Petz (Dogz and Catz) is a series of games dating back to 1995, designed by Adam C. Frank and Ben Resner. The player can adopt, raise, care for and breed their own virtual pets. The original Petz has sold over 3 million copies worldwide, and the brand has grown to over 22 million copies since coming under Ubisoft.
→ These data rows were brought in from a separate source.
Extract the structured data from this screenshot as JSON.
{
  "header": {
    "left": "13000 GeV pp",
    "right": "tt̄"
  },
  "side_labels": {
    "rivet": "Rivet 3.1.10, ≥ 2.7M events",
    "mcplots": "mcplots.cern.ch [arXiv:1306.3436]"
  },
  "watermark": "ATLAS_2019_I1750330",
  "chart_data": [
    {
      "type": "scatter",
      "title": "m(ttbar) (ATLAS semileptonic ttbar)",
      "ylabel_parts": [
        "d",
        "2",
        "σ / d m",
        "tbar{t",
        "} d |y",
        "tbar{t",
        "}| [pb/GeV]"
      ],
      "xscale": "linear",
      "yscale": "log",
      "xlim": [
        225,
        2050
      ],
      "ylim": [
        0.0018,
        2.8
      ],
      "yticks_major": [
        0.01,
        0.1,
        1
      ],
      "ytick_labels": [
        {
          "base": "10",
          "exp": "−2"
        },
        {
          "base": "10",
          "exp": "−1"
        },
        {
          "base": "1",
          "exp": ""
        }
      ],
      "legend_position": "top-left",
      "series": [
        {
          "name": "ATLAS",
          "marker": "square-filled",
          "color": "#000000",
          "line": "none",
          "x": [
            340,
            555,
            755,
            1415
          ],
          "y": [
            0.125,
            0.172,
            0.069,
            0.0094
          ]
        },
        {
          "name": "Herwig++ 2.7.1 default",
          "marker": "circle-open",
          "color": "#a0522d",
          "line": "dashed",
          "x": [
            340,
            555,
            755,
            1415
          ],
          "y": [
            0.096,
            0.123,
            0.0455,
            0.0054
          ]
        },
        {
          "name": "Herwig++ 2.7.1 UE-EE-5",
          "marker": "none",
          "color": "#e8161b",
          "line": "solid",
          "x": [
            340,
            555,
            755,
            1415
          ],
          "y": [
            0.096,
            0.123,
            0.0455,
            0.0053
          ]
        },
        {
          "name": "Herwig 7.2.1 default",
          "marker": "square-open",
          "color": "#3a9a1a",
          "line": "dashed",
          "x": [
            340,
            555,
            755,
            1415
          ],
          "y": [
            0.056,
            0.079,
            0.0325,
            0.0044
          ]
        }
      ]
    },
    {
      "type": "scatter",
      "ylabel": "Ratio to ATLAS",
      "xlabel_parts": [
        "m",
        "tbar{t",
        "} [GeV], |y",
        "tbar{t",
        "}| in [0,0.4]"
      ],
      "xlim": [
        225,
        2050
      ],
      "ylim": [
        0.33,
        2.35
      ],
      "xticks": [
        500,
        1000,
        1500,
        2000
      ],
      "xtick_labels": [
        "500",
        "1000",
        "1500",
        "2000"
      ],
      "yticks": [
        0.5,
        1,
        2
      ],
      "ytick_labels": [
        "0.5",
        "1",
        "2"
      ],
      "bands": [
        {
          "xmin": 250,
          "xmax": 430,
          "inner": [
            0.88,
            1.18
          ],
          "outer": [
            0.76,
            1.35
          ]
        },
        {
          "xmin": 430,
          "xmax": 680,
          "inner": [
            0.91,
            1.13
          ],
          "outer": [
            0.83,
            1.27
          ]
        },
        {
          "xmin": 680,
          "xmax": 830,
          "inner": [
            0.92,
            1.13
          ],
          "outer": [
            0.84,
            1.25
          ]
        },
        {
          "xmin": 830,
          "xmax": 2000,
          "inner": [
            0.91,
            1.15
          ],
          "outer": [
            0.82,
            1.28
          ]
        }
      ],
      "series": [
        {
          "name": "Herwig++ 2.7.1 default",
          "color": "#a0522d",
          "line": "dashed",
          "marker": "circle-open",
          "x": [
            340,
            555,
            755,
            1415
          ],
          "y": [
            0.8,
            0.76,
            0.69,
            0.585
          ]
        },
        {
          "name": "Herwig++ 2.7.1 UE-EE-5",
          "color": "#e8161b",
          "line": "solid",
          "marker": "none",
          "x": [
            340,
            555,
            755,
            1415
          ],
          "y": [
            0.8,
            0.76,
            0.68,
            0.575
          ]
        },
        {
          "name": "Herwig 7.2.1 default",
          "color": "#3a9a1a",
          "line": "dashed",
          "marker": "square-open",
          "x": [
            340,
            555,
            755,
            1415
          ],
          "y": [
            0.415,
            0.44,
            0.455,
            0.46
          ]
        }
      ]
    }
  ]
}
The player starts at the Adoption Center and chooses a Dogz or Catz to adopt of a Breedz and gender of their choice. Once the player has found a Petz, the user can adopt and name the new Puppyz or Kittenz. After around three days (real time) the Petz become adults. Adult Petz can then breed and have Kittenz or Puppyz of their own in Petz 3, Petz 4, and Petz 5. Cross-breeding can create different types of Petz, called 'Mixed Breeds'.

=== Oddballz ===

Oddballz is a virtual pet game created by PF.Magic in 1996 as an alternative to their Dogz and Catz titles. The game had 13 creatures that could be cared for. Along with the creatures, the game has various objects ('toyz') that the player and Oddballz can manipulate. Toyz have different uses ranging from playing to disciplining.

=== Babyz ===

Babyz is a computer game in which one can play with and take care of a group of babies who live in a virtual house on the computer. The game was released in 1999 by The Learning Company, developed by members of PF.Magic working there at the time.